Nichols listened to Gist say that teachers are not just “teaching to the test,” but she says that is exactly what is happening.

Yvette Gonzales is a freshman at Mount Pleasant and when she heard Gist say the reform was supporting students’ futures, she had to disagree.

“If we don’t pass this test, our future will be destroyed,” said Gonzales. “They are sticking us in one line.”

Since the tests are focused on math, science and English, Gonzales questions how students with passion for other subjects such as history or the arts are being affected.

Bennett added that it appears Gist is focusing on sending all students to universities to receive better paying jobs, which he says is great, but leaving behind students who would rather graduate and learn a trade.

The youngest of six children, Bennett admits that even he was not the best student when he was younger. He eventually became motivated and followed his own path to become a registered nurse; he believes that education should be encouraging students to follow their individual paths, even if they don’t lead to college.

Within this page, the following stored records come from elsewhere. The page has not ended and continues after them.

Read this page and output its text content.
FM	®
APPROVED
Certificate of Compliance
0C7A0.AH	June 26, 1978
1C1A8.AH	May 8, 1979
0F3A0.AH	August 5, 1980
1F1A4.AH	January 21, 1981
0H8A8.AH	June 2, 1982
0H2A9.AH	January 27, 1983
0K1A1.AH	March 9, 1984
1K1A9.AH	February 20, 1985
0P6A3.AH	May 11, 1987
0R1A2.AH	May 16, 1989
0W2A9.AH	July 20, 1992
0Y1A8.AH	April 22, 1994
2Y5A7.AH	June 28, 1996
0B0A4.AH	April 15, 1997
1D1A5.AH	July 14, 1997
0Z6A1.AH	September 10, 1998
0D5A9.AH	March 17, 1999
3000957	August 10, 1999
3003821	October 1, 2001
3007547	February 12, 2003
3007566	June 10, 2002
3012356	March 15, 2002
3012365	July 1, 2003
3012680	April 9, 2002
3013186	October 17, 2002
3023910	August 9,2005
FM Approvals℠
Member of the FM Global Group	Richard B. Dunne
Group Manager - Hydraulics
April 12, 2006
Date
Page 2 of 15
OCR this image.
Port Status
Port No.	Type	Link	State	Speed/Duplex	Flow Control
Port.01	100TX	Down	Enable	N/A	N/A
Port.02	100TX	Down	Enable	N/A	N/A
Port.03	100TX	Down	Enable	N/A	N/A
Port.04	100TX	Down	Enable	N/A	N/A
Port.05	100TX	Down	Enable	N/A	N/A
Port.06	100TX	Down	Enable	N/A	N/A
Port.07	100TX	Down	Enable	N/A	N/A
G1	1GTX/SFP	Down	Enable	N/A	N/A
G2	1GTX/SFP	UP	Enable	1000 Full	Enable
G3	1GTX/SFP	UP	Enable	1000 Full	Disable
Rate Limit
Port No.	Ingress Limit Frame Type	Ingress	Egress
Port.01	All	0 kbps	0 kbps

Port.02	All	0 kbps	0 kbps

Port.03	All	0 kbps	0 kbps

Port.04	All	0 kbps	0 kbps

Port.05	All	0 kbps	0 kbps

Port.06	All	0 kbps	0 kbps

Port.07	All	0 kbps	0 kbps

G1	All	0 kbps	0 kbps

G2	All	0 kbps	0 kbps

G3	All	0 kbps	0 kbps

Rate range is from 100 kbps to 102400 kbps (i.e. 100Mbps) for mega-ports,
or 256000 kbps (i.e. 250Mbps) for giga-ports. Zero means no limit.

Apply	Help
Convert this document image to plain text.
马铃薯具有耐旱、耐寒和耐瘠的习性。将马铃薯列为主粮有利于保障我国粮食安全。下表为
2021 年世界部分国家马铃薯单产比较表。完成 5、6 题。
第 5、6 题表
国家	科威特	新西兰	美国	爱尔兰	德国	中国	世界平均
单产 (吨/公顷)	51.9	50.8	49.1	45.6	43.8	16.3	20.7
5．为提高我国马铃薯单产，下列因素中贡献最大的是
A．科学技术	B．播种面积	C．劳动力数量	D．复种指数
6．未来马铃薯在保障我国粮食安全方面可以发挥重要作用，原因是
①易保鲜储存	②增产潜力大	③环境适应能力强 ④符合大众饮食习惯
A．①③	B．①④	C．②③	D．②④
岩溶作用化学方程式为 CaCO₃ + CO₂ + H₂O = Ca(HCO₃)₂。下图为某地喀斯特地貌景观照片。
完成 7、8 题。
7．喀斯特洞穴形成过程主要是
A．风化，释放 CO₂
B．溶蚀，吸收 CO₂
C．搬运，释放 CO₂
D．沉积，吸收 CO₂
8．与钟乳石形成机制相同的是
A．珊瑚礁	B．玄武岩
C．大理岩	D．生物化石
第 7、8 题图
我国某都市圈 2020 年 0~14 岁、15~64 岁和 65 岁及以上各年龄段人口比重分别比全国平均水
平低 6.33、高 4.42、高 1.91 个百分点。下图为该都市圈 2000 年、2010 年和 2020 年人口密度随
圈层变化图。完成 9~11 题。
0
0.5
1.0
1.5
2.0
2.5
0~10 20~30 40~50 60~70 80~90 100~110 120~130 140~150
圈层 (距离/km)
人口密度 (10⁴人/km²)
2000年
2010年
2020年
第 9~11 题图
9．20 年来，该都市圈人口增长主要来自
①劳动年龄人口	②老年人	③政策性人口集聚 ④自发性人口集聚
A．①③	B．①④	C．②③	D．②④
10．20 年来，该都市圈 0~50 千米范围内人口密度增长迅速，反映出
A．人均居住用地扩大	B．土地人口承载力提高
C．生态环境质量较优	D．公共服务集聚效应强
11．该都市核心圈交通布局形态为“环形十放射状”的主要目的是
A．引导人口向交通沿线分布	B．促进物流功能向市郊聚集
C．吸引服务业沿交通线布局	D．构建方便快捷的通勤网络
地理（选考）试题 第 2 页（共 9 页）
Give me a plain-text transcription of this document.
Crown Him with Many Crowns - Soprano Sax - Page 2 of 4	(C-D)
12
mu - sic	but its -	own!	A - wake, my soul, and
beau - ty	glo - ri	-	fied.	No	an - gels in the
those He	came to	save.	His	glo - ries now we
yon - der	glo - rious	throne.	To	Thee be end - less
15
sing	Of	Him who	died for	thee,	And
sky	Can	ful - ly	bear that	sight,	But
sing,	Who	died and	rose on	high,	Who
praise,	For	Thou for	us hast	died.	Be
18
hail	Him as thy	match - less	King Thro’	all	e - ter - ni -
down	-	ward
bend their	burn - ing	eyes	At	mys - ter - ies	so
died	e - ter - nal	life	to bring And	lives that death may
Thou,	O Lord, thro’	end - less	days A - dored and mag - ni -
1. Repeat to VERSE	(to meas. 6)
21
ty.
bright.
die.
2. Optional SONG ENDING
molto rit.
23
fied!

Bennett also said the idea of testing one’s performance is a good one, but maybe students would be better served by taking a college entrance exam such as one used at the Community College of Rhode Island.

“Do something to see if they can get into college,” said Bennett. He added that while NECAP testing may not be working for the Class of 2014, Bennett said it has potential for future students, including his own 13-year-old daughter.

“By the time she is in 12th grade, she will probably have a handle on it,” said Bennett, adding that she has already been successful with some NECAP tests.

Despite all of the questions and criticism, Bennett does not see Gist budging on her stand on high-stakes testing. He explained that Gist had a question and answer period with members of the General Assembly scheduled for yesterday afternoon.

“I know my colleagues are going to hit her with a lot of questions,” said Bennett.

Aside from his concerns about NECAP testing, Bennett said Gist’s other goals, such as implementing all-day kindergarten across the state and the use of technology in classrooms, are excellent.

Representative Joseph McNamara was also impressed with Gist’s remarks about making Rhode Island students successful in an increasingly global world. The Warwick representative said that Gist’s goal of “linking success in a global economy to education” was great, and internship requirements and funding for high education “is in everybody’s best interest.”

In her address, Gist also mentioned McNamara’s recent package of school safety legislation; McNamara said Gist had been very supportive of the package since the beginning. House bill 5941 passed on the House floor on April 24 and is awaiting a hearing before the Senate Education Committee.